…disumanità

Capita ogni volta che ricordiamo come siamo stati trattati, il male che ci hanno fatto, la crudeltà che hanno riversato su di noi, l’indifferenza che ci hanno riservato i molti che si sono girati dall’altra parte. Succede troppe volte all’anno. Capita oggi, per l’anniversario della deportazione degli ebrei da Roma, e capita quest’anno, per l’anniversario delle famigerate leggi razziste, e ricapiterà in tutte le date che ci ricordano, ogni anno e più volte l’anno, la persecuzione e la deportazione dei nostri cari dalle città e dai paesi d’Italia. Ogni giorno di quei troppi giorni, se siamo umani, se non viviamo di egoismo, non si riesce a non pensare a quanto male l’uomo può fare all’uomo. E non si riesce a non riflettere su quanto anche piccoli gesti, di comprensione, di umanità possano salvare una vita, e possano aiutare un disperato a sopravvivere con un minimo di dignità. Se si è anche minimamente umani, se non si vive di egoismo.
Penso oggi, con le dovute proporzioni, con le dovute differenze, a quanto la disumanità non accetti mai di imparare nulla. Penso, così, a Riace e ai disperati accolti dalla gente comune e rifiutati dallo stato. Penso ai ragazzini di Lodi la cui diversità viene respinta dall’istituzione e soccorsa invece senza esitazione dalla gente comune. Perché, per fortuna c’è ancora la gente comune.
Quando la disumanità è delle istituzioni, quando la gente comune è migliore delle istituzioni e da esse non ha nulla da imparare, il paese è già contagiato dall’infamia. Nessun alto punto di riferimento, nessun richiamo a principi etici, allo spirito di solidarietà. Barbarie e giungla. E un sano, salvifico egoismo.
In giorni come questi, e tutti i giorni, mi ricordo di mio padre e di mia madre che, in fuga dai nazifascisti, con il figlioletto di un anno, strisciando fra i reticolati, entrano in Svizzera, e lì vengono accolti e trovano salvezza.
Spero tanto che il ministro Salvini e l’assessora Belloni di Lodi non debbano mai occuparsi di ebrei. E mi angoscia che da loro dipenda invece la vita e il destino degli immigrati.

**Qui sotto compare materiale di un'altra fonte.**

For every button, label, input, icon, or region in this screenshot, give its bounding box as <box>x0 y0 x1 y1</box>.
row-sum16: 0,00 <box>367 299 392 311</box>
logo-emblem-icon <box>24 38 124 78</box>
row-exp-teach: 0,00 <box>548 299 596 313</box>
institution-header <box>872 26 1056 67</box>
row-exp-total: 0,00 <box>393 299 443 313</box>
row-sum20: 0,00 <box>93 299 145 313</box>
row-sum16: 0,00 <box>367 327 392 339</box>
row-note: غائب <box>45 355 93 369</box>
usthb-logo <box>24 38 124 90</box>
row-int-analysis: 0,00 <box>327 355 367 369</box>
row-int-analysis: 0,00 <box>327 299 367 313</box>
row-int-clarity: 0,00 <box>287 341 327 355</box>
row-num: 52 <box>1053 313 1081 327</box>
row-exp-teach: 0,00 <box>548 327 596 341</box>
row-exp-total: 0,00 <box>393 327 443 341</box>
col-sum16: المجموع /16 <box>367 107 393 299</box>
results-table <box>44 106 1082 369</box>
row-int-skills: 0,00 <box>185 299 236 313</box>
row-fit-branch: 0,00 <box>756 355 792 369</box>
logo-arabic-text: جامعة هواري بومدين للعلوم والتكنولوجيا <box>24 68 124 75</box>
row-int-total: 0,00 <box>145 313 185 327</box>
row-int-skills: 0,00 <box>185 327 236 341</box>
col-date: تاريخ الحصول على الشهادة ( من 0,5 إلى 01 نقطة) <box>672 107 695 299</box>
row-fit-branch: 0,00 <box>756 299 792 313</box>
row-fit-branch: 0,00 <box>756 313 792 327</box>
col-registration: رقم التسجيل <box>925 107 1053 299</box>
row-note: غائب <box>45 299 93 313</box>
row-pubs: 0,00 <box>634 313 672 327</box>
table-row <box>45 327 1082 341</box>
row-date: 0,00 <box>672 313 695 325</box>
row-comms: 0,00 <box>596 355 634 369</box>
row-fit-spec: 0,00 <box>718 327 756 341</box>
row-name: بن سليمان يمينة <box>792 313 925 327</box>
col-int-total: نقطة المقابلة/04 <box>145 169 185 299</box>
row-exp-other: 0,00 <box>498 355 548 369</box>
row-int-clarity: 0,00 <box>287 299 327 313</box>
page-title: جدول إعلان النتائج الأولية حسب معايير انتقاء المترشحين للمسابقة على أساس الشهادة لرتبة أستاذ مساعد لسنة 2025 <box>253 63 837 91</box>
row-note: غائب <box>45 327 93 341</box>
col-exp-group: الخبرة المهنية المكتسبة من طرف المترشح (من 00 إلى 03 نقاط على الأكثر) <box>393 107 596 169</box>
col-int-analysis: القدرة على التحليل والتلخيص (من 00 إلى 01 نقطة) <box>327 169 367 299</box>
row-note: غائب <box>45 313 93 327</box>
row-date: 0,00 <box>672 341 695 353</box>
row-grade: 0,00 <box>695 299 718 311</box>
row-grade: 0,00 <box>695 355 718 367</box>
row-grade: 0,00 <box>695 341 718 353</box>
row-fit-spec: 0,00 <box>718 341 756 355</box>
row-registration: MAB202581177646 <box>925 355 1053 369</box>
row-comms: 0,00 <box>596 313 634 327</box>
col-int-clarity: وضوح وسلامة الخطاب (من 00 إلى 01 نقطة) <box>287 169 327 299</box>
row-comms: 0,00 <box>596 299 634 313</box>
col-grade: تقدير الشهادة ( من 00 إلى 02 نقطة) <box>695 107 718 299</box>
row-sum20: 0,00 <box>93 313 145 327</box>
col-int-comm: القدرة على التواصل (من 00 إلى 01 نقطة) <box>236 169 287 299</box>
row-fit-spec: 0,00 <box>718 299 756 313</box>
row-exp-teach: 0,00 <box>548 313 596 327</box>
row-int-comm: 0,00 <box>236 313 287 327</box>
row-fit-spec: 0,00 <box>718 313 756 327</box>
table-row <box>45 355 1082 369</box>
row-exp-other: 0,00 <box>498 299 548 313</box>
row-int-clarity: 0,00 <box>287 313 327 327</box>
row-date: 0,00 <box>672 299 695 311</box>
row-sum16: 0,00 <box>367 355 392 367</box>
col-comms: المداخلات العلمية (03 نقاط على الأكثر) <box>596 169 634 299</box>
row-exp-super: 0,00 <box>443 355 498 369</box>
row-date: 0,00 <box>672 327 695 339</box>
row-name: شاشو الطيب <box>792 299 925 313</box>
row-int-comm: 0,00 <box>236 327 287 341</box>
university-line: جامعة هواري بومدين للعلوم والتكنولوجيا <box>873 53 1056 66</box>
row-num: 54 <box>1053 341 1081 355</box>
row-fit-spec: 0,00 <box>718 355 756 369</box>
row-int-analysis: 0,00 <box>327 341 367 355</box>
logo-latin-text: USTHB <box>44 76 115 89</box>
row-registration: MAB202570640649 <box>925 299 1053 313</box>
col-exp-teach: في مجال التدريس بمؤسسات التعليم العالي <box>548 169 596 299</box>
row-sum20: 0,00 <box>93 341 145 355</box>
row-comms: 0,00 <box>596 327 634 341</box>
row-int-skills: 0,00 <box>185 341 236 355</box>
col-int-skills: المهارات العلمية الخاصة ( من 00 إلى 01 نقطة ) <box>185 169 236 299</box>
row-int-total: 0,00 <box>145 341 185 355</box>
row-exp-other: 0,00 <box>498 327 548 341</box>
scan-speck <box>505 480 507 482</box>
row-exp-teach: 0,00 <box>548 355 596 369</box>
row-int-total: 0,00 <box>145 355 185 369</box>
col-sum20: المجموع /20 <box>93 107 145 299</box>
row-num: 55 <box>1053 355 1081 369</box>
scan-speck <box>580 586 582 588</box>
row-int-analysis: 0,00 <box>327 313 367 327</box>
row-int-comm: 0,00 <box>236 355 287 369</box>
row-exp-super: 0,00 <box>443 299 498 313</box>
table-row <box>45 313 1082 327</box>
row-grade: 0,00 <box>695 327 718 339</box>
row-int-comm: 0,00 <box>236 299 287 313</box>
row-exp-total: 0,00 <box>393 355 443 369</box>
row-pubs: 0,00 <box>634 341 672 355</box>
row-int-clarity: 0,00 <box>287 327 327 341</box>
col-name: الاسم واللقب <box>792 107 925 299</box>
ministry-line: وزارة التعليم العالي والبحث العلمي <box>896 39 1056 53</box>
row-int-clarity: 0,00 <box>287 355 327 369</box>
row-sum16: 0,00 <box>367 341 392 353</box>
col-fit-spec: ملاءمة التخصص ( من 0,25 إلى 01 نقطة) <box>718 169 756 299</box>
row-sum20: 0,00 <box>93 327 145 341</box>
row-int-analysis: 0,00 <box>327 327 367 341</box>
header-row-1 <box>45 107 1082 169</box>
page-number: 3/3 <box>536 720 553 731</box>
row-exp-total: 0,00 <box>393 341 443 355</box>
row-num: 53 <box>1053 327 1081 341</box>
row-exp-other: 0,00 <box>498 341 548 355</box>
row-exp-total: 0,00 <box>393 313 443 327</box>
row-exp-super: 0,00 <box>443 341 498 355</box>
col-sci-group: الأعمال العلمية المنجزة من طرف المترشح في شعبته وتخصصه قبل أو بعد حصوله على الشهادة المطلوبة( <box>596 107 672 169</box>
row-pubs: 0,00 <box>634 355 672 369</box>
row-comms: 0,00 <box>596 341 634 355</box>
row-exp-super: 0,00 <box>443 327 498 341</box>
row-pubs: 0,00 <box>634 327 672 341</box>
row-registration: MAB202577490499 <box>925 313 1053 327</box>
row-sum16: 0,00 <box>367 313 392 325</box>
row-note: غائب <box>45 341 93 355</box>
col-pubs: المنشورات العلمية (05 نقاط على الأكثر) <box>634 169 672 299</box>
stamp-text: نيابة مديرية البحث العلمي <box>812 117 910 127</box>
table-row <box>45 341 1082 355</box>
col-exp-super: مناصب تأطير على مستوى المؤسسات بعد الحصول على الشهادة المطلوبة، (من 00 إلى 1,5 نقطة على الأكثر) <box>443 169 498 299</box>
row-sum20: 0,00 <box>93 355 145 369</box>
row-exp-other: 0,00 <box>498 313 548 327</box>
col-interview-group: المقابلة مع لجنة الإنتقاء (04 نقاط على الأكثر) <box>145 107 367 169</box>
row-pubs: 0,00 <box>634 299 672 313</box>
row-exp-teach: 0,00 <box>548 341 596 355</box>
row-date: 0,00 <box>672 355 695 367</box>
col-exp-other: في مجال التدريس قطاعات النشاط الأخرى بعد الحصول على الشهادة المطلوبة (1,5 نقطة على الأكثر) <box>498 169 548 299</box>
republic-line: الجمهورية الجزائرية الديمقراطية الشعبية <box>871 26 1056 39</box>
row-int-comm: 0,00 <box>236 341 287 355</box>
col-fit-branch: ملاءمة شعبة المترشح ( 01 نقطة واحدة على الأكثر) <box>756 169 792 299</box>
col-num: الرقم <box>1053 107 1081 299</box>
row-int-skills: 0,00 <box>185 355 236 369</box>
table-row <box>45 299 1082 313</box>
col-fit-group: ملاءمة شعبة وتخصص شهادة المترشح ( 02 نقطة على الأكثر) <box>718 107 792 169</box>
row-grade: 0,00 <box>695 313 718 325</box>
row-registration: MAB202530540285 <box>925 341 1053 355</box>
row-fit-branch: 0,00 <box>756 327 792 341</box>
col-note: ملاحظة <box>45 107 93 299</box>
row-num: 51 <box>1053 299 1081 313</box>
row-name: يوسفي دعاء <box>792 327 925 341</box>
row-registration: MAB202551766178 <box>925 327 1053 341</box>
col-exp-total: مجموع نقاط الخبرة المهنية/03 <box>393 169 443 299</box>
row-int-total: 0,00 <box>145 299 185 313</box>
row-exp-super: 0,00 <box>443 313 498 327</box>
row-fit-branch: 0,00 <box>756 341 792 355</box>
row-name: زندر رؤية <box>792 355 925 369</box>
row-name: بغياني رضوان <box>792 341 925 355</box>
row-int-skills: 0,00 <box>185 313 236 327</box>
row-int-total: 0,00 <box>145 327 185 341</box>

La Torah insegna: “Se ci sarà un povero fra di voi, uno dei tuoi fratelli in una qualsiasi delle tue città, nella tua terra… non indurirai il tuo cuore e non chiuderai la tua mano contro il tuo fratello povero. Ma, aprire, aprirai la tua mano a lui…”. E il Talmud commenta che la ripetizione – la doppia forma del verbo – apparentemente superflua, ha un significato preciso: “aprire, aprirai” (“Patoach tiftach”) la mano al povero, anche se egli non è originario della tua città. E Rashì commenta che dovrai aprire la tua mano “anche molte volte”.
Grandi principi da cui la nostra civiltà ha ancora molto da imparare.